The UK government is amending the employment tribunal rules to help mitigate the disruption caused by the global coronavirus pandemic. We take a look at the key changes, most of which come into force on 8 October 2020.
Increased capacity and speed
Non-employment judges will be able to sit as employment judges in order to increase capacity in employment tribunals. The system was already struggling before coronavirus hit, with some claimants waiting more than a year for a final hearing. Inevitably, since March the backlog has increased. Allowing for a range of judges to sit in the employment tribunal, subject to certain consents being given prior to appointment, will help get claims moving faster. Notice rules will also change to speed up the process of setting hearing dates. Notice of a final hearing may be given before the date that a response is required, as long as the hearing is no sooner than 14 days after that date.
Expansion of legal officer duties
The new rules shift certain duties from employment judges to legal officers (subject to the change in functions being authorised by the Senior President of Employment Tribunals).
The Senior President may authorise legal officers to determine various applications including:
- to extend time for a response;
- to extend time to comply with a case management order;
- to amend claims/responses;
- requesting additional information about another party’s claim or defence;
- for postponement of a hearing made more than seven days before the hearing; and
- to determine whether to dismiss a claim on withdrawal.
Unsurprisingly, parties will be able to challenge a legal officer’s decision, by applying in writing for an employment judge to consider the matter afresh.

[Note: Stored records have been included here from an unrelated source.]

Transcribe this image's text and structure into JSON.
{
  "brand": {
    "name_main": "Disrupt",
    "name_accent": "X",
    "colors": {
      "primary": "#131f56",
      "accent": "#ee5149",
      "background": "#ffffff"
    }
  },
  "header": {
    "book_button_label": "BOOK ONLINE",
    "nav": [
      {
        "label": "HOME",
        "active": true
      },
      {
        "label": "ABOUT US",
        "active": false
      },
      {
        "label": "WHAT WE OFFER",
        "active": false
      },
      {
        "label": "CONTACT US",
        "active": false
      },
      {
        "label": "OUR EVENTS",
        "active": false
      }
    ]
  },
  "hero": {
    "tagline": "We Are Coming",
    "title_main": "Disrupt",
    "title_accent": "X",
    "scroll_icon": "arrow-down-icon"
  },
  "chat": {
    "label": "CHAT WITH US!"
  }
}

At an in-person hearing, witness statements must only be available, during the course of the hearing, for inspection by members of the public attending the hearing. Under the updated rules, where the hearing is being conducted remotely, statements may be made available other than during the course of the hearing. The rules will also introduce flexibility so that parties and members of the public need only be able to see witnesses “so far as is reasonably practicable”, rather than it being a requirement.
Judges will have more flexibility to accept claim forms despite errors in names, addresses or early conciliation numbers and to reconsider rejected claims or responses. Any judge will be able to reconsider a rejected claim or response, rather than the judge who originally rejected it being the only one who can do so. Cases that are dismissed on withdrawal will be exempt from the requirement to record all judgments in the Register.
A judge will be able to issue a default judgment without a full hearing, even where a preliminary hearing has taken place, if the preliminary point determined at the preliminary hearing was uncontested or there was no response. We expect this power will be rarely exercised.
From 1 December 2020, the early conciliation period will be six weeks instead of one calendar month. Conciliators will no longer be able to extend the early conciliation period.
As with many areas of life, the pandemic has prompted an acceleration of changes that would otherwise have happened at a much slower pace. Parties and practitioners alike will welcome the introduction of greater flexibility in some aspects of the tribunal rules. Time will tell how they react to the use of non-employment judges and delegation of powers to legal officers.